Не Мхаири, нет, но для Сони это не имеет никакого значения. Сердце екнуло еще при первых словах распорядителя, и ей не нужно даже видеть ту, что появиться сейчас перед ними. Она уже знает, что достигла цели. Таинственная беглянка, пропавшая подопечная Ньялмара перед ней.
Она возникает словно бы из ниоткуда, как будто в темноте вспыхивает слепящий язычок белого пламени. У нее белоснежные волосы и такое же белоснежное просторное одеяние, и вся она белая и точно светится изнутри, похожая скорее на призрак, нежели на живого человека. Рациональное зернышко в сознании Сони говорит, что здесь нет никакого чуда, и девчонка попросту выступила из тьмы на свет, а все прочее — лишь обман зрения, но глаза отказываются верить столь простому объяснению.
Она подобна капельке росы, она вся — звенящая натянутая струна, поющая на какой-то недосягаемой, высокой, прекрасной ноте… Затем Соня понимает, что девочка и впрямь поет.

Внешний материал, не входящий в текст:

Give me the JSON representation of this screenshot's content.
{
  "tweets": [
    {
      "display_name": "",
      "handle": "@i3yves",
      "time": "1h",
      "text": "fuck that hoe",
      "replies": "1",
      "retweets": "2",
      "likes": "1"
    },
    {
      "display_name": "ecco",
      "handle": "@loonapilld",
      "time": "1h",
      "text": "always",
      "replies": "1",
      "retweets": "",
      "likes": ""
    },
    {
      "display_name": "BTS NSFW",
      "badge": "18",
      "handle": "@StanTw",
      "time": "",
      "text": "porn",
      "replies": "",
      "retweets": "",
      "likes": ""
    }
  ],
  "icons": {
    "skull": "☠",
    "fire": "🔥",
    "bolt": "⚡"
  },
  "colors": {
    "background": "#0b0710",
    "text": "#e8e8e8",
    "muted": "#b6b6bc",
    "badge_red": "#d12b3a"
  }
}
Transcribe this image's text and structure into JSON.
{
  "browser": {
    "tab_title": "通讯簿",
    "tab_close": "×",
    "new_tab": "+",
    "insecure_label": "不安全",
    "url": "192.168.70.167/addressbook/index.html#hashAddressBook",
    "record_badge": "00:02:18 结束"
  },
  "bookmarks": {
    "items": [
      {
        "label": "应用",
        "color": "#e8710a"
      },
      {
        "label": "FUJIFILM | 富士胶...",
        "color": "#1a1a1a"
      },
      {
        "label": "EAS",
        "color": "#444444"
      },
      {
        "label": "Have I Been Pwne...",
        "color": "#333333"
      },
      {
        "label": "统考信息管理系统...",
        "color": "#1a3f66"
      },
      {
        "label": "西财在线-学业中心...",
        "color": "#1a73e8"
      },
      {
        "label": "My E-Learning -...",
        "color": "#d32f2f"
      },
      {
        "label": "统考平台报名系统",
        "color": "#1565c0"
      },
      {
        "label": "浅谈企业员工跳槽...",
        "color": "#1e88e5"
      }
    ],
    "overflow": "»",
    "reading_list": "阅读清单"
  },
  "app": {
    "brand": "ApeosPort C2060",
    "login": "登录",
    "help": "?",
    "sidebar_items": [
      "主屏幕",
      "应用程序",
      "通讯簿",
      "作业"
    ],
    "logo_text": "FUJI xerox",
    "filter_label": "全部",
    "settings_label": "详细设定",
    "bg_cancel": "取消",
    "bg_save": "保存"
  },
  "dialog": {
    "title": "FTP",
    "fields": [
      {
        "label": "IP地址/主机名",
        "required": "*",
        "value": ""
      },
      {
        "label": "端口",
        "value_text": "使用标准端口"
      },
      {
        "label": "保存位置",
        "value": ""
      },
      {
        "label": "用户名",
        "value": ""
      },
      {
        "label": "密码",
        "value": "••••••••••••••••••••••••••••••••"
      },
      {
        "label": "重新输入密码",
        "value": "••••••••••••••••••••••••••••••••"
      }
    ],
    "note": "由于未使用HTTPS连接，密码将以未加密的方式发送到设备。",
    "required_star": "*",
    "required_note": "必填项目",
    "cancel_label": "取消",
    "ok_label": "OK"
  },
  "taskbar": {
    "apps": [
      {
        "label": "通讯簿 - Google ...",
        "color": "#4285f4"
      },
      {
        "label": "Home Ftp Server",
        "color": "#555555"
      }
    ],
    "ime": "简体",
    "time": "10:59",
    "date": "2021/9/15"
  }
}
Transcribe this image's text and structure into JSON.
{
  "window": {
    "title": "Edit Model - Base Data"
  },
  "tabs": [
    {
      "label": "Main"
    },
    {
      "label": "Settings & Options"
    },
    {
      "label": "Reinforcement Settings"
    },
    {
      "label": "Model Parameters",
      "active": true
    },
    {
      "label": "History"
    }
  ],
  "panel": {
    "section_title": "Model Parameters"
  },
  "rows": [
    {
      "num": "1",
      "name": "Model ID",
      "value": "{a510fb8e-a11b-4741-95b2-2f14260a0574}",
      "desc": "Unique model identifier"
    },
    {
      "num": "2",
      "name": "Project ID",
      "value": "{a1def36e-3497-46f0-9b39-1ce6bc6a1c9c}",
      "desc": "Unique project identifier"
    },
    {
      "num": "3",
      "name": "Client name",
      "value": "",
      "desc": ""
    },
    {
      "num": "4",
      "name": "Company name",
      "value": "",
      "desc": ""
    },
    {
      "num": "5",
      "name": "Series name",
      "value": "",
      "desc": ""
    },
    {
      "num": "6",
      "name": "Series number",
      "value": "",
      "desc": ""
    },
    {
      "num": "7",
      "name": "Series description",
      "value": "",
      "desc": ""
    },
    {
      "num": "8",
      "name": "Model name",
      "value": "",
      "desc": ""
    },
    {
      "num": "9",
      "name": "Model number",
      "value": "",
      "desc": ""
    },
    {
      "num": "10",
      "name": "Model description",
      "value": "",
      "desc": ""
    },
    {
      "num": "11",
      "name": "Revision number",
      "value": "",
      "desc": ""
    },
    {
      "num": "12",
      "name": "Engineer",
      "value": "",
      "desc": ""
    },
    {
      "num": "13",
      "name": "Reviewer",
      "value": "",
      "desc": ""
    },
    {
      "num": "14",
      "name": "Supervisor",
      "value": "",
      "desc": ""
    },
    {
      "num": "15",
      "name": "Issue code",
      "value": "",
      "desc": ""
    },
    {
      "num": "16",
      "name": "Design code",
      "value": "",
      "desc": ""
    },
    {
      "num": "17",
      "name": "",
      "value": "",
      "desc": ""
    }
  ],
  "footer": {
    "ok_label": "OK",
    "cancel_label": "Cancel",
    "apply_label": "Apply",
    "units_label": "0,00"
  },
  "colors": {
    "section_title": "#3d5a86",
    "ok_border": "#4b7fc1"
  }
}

Ее песня почти лишена слов, лишена мелодии, эта песня скорее похожа на тонкий, очень мелодичный стон или крик, или даже вой, если бы только вой мог быть так невыразимо прекрасен, что от красоты его грозило бы разорваться сердце.
..А затем начинает идти снег.
Откуда-то из-под купола шатра, кружась и переливаясь, медленно, в загадочном танце опускаются к людям крупные сверкающие белоснежные снежинки. Каждая из них светится изнутри, каждая представляется невыразимой драгоценностью. Люди следят за ними, не в силах отвести взора, — так, словно каждый из них выбрал одну, предназначенную именно ему, и впивается в нее глазами, силясь проникнуть в сверкающие, ослепительные глубины льда и света.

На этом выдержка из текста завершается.